When you’re sad, feel lonely, receive bad news, have a fight, whenever you are in any type of stressful situation, do you rush to the fridge (food app, restaurant) and treat yourself with something good just to feel a little better?
You are not alone and is called emotional eating.
Emotional eating is a term used to describe the act of consuming food as a response to negative emotions such as sadness, stress, boredom, or anxiety. Emotional eating can be a temporary coping mechanism for many people, but when it becomes a regular habit, it can lead to negative health consequences.
The Relationship between Emotions and Eating
Food can provide comfort and pleasure, which is why people may turn to it when they are feeling down. Eating can stimulate the release of neurotransmitters like dopamine, which can create feelings of pleasure and satisfaction. This can create a short-term sense of relief from negative emotions.
However, emotional eating is not a healthy long-term solution for dealing with negative emotions. Eating to cope with emotions can create a cycle where negative emotions lead to eating, which can then lead to feelings of guilt and shame, creating further negative emotions.
Emotional eating can also lead to overeating, which can contribute to weight gain and other health problems. Overeating can lead to increased risk of heart disease, type 2 diabetes, and other chronic health conditions.
The Emotional Eating Triggers
There are many factors that can contribute to this eating disorder.
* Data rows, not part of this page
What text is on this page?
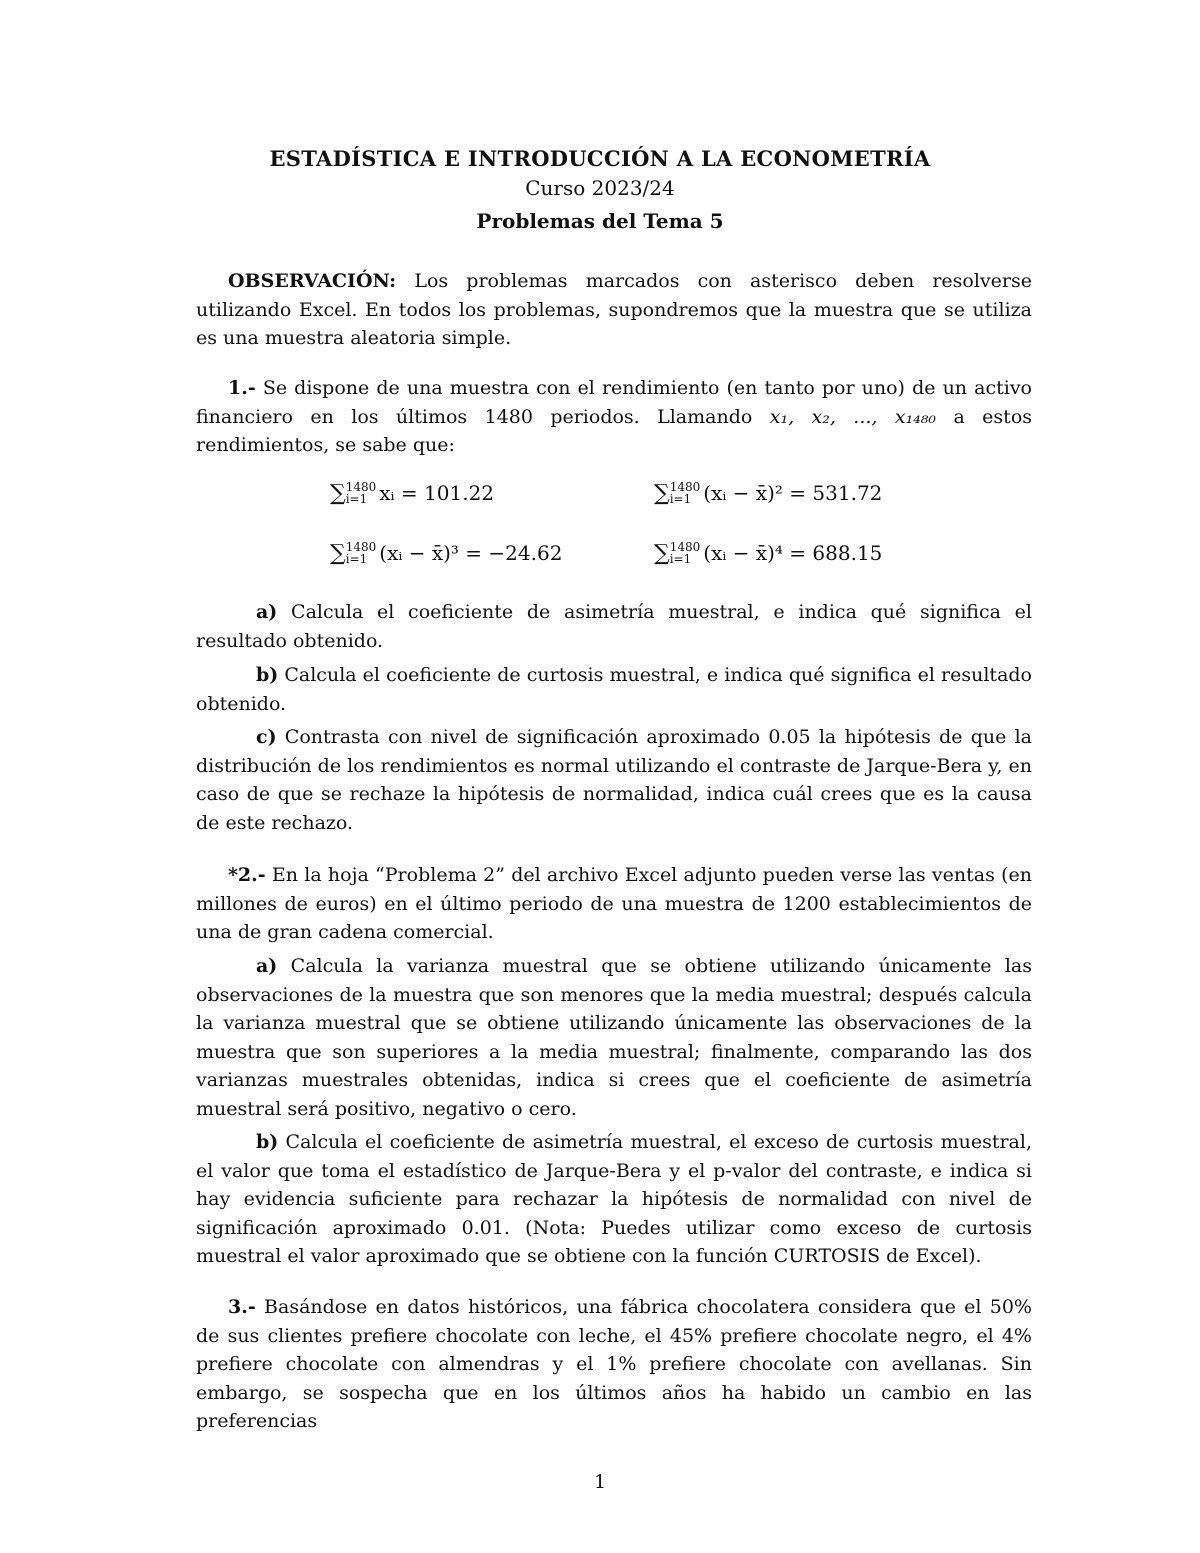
ESTADÍSTICA E INTRODUCCIÓN A LA ECONOMETRÍA
Curso 2023/24
Problemas del Tema 5
OBSERVACIÓN: Los problemas marcados con asterisco deben resolverse utilizando Excel. En todos los problemas, supondremos que la muestra que se utiliza es una muestra aleatoria simple.
1.- Se dispone de una muestra con el rendimiento (en tanto por uno) de un activo financiero en los últimos 1480 periodos. Llamando x₁, x₂, ..., x₁₄₈₀ a estos rendimientos, se sabe que:
∑ 1480
i=1 xᵢ = 101.22	∑ 1480
i=1 (xᵢ − x̄)² = 531.72
∑ 1480
i=1 (xᵢ − x̄)³ = −24.62	∑ 1480
i=1 (xᵢ − x̄)⁴ = 688.15
a) Calcula el coeficiente de asimetría muestral, e indica qué significa el resultado obtenido.
b) Calcula el coeficiente de curtosis muestral, e indica qué significa el resultado obtenido.
c) Contrasta con nivel de significación aproximado 0.05 la hipótesis de que la distribución de los rendimientos es normal utilizando el contraste de Jarque-Bera y, en caso de que se rechaze la hipótesis de normalidad, indica cuál crees que es la causa de este rechazo.
*2.- En la hoja “Problema 2” del archivo Excel adjunto pueden verse las ventas (en millones de euros) en el último periodo de una muestra de 1200 establecimientos de una de gran cadena comercial.
a) Calcula la varianza muestral que se obtiene utilizando únicamente las observaciones de la muestra que son menores que la media muestral; después calcula la varianza muestral que se obtiene utilizando únicamente las observaciones de la muestra que son superiores a la media muestral; finalmente, comparando las dos varianzas muestrales obtenidas, indica si crees que el coeficiente de asimetría muestral será positivo, negativo o cero.
b) Calcula el coeficiente de asimetría muestral, el exceso de curtosis muestral, el valor que toma el estadístico de Jarque-Bera y el p-valor del contraste, e indica si hay evidencia suficiente para rechazar la hipótesis de normalidad con nivel de significación aproximado 0.01. (Nota: Puedes utilizar como exceso de curtosis muestral el valor aproximado que se obtiene con la función CURTOSIS de Excel).
3.- Basándose en datos históricos, una fábrica chocolatera considera que el 50% de sus clientes prefiere chocolate con leche, el 45% prefiere chocolate negro, el 4% prefiere chocolate con almendras y el 1% prefiere chocolate con avellanas. Sin embargo, se sospecha que en los últimos años ha habido un cambio en las preferencias
1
Some common causes include:
- Stress: Stress can trigger the release of cortisol, a hormone that can increase appetite and cravings for comfort foods and you end up stress eating.
- Boredom: When people are bored, they may turn to food as a source of entertainment or distraction.
- Negative Emotions: Negative emotions such as sadness, anxiety, or loneliness can trigger a desire for comfort food.
- Social Pressure: Social situations can also contribute to emotional eating. For example, people may feel pressured to eat when they are out with friends or at social gatherings.
- Childhood Habits: Childhood experiences can also contribute to emotional eating habits. For example, if parents used food as a reward or punishment, children may learn to associate food with emotions.
- Health issues:To make ourselves feel good in a bad situation we sometimes eat comfort food.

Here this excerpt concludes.